« Démission, démission ! »: Macron chahuté par des habitants à Mayotte
Le président français a été pris à partie ce jeudi par des Mahorais partagés entre colère et désespoir depuis le passage du cyclone Chido qui a tout ravagé sur son passage.
Sifflements, huées, appels à la démission… Emmanuel Macron a été pris à partie et chahuté par des habitants à Mayotte ce jeudi 19 décembre, lors de son déplacement dans l’archipel français de l’océan Indien, dévasté par le cyclone Chido.

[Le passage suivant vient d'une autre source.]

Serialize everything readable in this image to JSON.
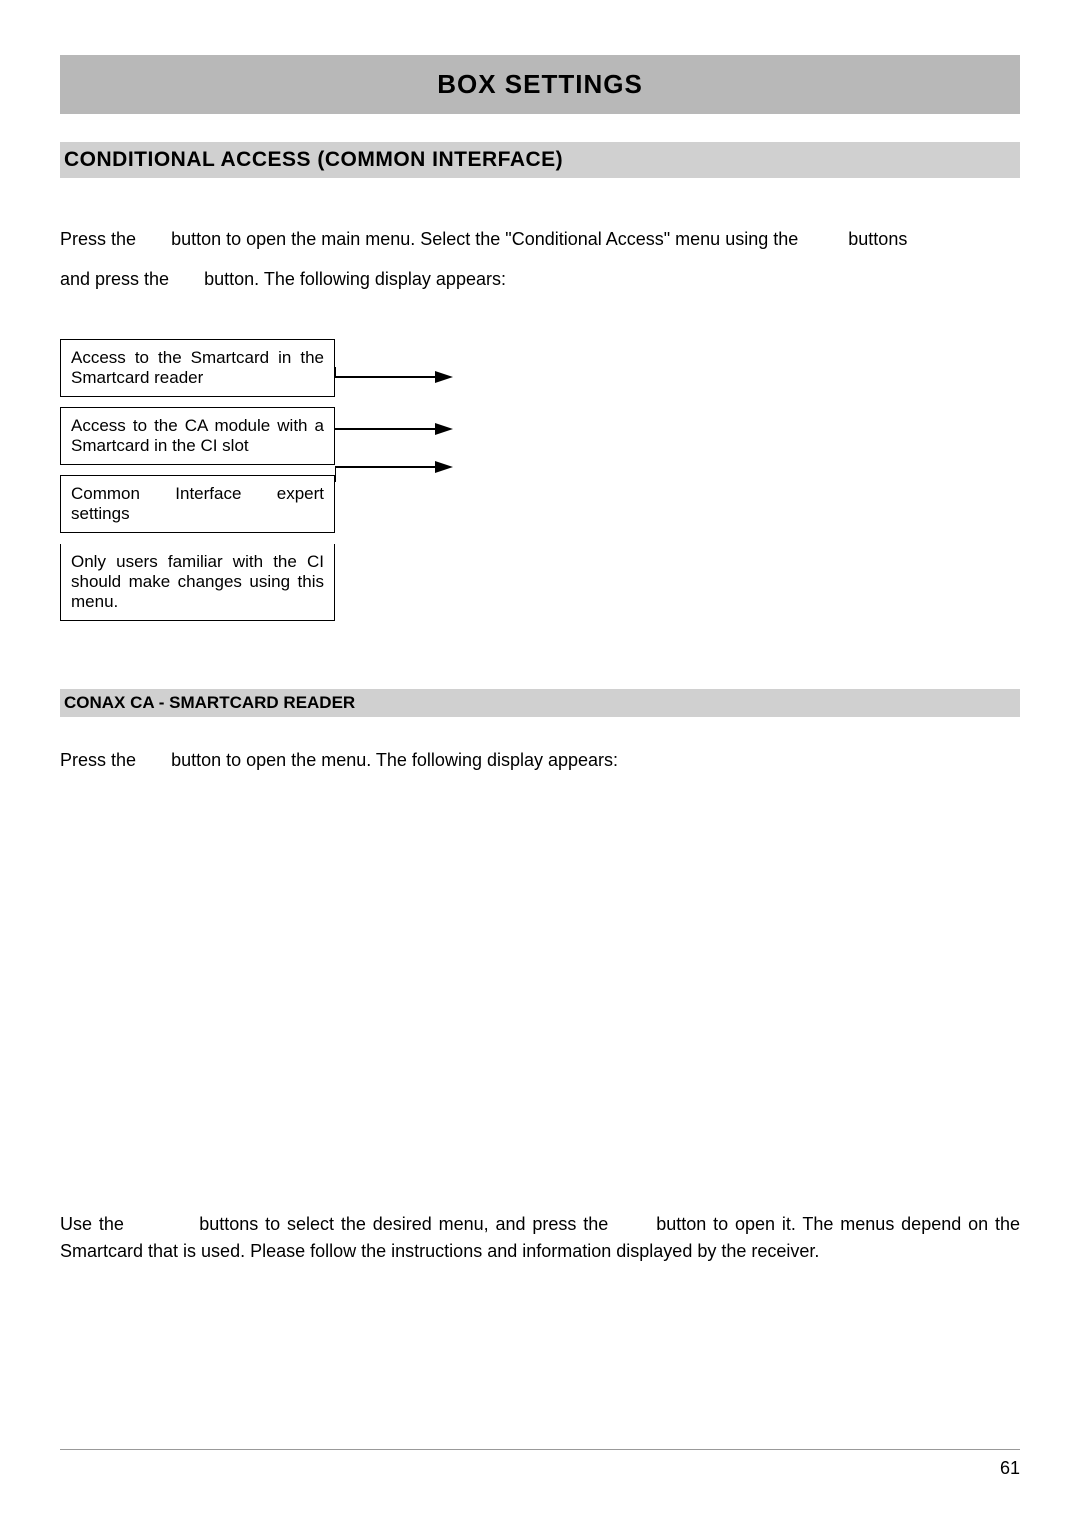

Pour cette première journée dans le département le plus pauvre de France, le chef de l’État a pu constater l’étendue des dégâts et l’ampleur de la détresse, et il a été interpellé par des Mahorais. « S’il vous plaît, ne partez pas trop vite ! Donnez des aides », lui a lancé une employée à la sûreté de l’aéroport de Petite-Terre, où le chef de l’État a atterri.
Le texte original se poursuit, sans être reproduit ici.